他来得很早,早到宿舍楼的门禁刚刚打开,早到晨露还挂在梧桐叶尖,早到凌砚之刚刚洗漱完,正在收拾那几本要带回家的竞赛题集。
两个人并肩走出宿舍楼。清晨的校园很安静,只有几只麻雀在梧桐树上跳来跳去。晨光从树叶的缝隙里漏下来,在他们肩头落成碎金。
易祉嵛走在他身边,脚步轻快得像踩着什么看不见的节拍。他时不时侧过头看凌砚之一眼,看一眼,就笑一下。
凌砚之被他看得有点不自在:“你看什么?”
“看你。”易祉嵛答得飞快,“看我男朋友。”
凌砚之的耳朵又红了。
其实从昨晚到现在,他都不敢确信,自己真的和易祉嵛在一起了。
昨晚躺在床上,他翻来覆去想了很久。
父母怎么办?
未来怎么办?
这条路,要怎么走下去?
可是今天早上,当他看到易祉嵛站在门口,笑得眼睛弯成月牙的时候,那些问题忽然没那么重了。
他又想起了林书冉说的话。
“凌砚之,你知道吗?爱人先爱己。只要没做错什么,就要坚定自己的选择。”
他当时没说话。但现在他忽然明白了。
是啊,我们总想为明天铺路,用今天的焦虑编织一个确定的未来。
可时间不是一条可以来回踱步的长廊,而是一扇永远向前推移的门,你永远无法提前进入门后的房间,只能在推门的瞬间,看见门内恰好为你亮起的光。

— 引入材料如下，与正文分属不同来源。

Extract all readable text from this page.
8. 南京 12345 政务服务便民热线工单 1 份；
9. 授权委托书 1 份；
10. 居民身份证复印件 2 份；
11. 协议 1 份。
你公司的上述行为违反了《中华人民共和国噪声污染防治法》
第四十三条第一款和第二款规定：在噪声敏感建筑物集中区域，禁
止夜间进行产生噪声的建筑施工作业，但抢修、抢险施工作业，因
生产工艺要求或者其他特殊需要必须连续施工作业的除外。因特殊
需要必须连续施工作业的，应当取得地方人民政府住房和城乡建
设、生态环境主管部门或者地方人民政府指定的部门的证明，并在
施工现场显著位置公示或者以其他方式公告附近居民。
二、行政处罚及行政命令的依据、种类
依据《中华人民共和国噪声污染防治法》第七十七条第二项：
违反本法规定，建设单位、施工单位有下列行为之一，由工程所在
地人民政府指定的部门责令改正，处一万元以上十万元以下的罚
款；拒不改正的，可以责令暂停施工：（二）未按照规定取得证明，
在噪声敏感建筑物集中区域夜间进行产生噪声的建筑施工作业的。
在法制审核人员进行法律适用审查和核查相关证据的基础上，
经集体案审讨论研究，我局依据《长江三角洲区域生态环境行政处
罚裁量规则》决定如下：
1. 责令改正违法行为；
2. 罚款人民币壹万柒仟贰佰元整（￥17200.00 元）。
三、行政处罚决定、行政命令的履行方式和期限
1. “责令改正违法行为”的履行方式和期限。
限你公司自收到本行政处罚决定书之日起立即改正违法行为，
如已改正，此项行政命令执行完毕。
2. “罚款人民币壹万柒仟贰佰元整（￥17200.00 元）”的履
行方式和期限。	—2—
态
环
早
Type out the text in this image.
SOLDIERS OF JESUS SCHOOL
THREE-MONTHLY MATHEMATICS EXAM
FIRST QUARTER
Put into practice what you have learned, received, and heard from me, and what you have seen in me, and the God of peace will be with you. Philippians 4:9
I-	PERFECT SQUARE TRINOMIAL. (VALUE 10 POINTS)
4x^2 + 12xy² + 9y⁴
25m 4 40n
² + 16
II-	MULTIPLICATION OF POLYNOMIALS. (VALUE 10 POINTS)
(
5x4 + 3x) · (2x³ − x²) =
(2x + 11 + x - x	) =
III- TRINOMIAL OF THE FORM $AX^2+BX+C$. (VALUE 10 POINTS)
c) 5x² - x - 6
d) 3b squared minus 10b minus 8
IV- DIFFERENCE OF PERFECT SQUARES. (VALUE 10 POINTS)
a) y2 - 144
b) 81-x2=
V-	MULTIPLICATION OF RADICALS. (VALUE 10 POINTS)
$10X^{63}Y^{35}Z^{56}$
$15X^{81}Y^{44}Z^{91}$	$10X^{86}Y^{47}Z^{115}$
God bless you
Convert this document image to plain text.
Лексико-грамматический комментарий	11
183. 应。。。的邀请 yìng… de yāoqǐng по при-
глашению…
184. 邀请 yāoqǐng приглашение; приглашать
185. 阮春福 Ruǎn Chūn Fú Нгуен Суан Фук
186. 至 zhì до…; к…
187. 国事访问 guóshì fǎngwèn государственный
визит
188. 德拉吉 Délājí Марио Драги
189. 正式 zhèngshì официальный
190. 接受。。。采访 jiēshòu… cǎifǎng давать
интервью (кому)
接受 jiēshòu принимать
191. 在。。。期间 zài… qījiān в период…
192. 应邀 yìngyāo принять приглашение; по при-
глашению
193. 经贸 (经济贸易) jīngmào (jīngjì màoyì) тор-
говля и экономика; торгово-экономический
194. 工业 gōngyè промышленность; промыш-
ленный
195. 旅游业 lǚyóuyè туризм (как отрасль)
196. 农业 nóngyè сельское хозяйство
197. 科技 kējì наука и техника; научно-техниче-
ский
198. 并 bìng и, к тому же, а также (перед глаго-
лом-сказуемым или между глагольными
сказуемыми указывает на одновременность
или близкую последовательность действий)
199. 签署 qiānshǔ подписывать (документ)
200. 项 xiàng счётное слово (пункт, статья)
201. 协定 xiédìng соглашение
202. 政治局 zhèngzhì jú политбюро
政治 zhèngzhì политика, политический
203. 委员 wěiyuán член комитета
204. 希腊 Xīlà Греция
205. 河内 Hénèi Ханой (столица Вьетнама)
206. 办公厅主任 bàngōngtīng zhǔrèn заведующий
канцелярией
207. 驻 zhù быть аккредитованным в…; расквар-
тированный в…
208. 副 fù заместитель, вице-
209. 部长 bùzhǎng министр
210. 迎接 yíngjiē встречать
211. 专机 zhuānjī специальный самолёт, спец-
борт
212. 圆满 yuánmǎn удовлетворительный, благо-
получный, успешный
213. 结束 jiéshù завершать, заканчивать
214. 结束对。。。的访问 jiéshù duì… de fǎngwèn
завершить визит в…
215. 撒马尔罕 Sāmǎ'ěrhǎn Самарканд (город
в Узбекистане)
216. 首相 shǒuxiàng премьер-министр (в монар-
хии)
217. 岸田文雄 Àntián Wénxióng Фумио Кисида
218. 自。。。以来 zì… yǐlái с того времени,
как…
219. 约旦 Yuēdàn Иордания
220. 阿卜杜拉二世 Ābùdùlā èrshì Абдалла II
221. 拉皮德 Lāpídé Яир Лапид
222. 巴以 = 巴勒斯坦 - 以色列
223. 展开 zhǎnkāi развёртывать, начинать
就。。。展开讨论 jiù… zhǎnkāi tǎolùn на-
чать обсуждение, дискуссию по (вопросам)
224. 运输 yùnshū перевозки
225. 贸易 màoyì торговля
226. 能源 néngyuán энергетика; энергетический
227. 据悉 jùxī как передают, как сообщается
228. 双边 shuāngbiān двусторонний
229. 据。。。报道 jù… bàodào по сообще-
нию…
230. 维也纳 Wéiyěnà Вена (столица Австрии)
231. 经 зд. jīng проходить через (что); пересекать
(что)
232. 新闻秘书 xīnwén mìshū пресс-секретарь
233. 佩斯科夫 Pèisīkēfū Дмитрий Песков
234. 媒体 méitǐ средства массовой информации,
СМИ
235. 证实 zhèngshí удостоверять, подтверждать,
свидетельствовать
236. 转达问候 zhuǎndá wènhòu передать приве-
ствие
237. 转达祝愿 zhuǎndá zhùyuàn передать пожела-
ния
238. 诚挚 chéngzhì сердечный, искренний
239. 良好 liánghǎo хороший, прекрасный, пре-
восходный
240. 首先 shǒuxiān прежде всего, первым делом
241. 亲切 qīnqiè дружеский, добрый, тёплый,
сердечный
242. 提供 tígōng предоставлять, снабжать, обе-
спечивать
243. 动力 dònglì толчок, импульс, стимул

未来从不许诺形状,它只是悄悄地把每一个现在递到你手上,然后收回上一个。
我们所谓的筹划,不过是此刻心意的延伸,所谓的永恒,也只是无数个此刻的忠实叠加。
当你试图抓住明天的轮廓时,指尖流走的,恰恰是今天唯一的质地。
把心安顿在当下,不是放弃远航,而是明白,唯有此刻的桨,能划开未来的波澜。
易祉嵛昨晚回家后,也是这样想的。他这个人比较崇尚快乐人生,有什么事先爽了再说。
与其去纠结一个看不到的未来,不如好好走好当下的每一步。
……
到了易祉嵛家,兰姨出门买菜去了。
易祉嵛拉着他就往自己房间走。他把凌砚之推到书桌前坐下。
凌砚之一脸疑惑地看着书桌上那个大型收纳箱。
那是一个深蓝色的收纳箱,边角有些磨损,看起来有些年头了。箱盖上贴着一张褪色的贴纸,是一只卡通鲸鱼,喷着水柱。
“这是什么?”凌砚之问。
“打开看看。”易祉嵛站在他身后,双手搭在他肩上,声音里带着一点紧张,又带着一点期待。
凌砚之伸手,打开箱盖。
里面是一本厚厚的相册,还有两个看起来可以随身携带的厚皮笔记本。相册的封面是深棕色的皮质,边角已经磨得发白,透着一股岁月的味道。
他小心翼翼拿出相册。翻开第一页。
一张泛黄的照片静静躺在那里,那是易祉嵛的满月照。小小的婴儿裹在襁褓里,闭着眼睛,皱巴巴的小脸,看不出现在的模样。
易祉嵛凑过来,指着照片:“看,我那时候多可爱。”
凌砚之抬头看他一眼,又低头看照片:“现在也还行。”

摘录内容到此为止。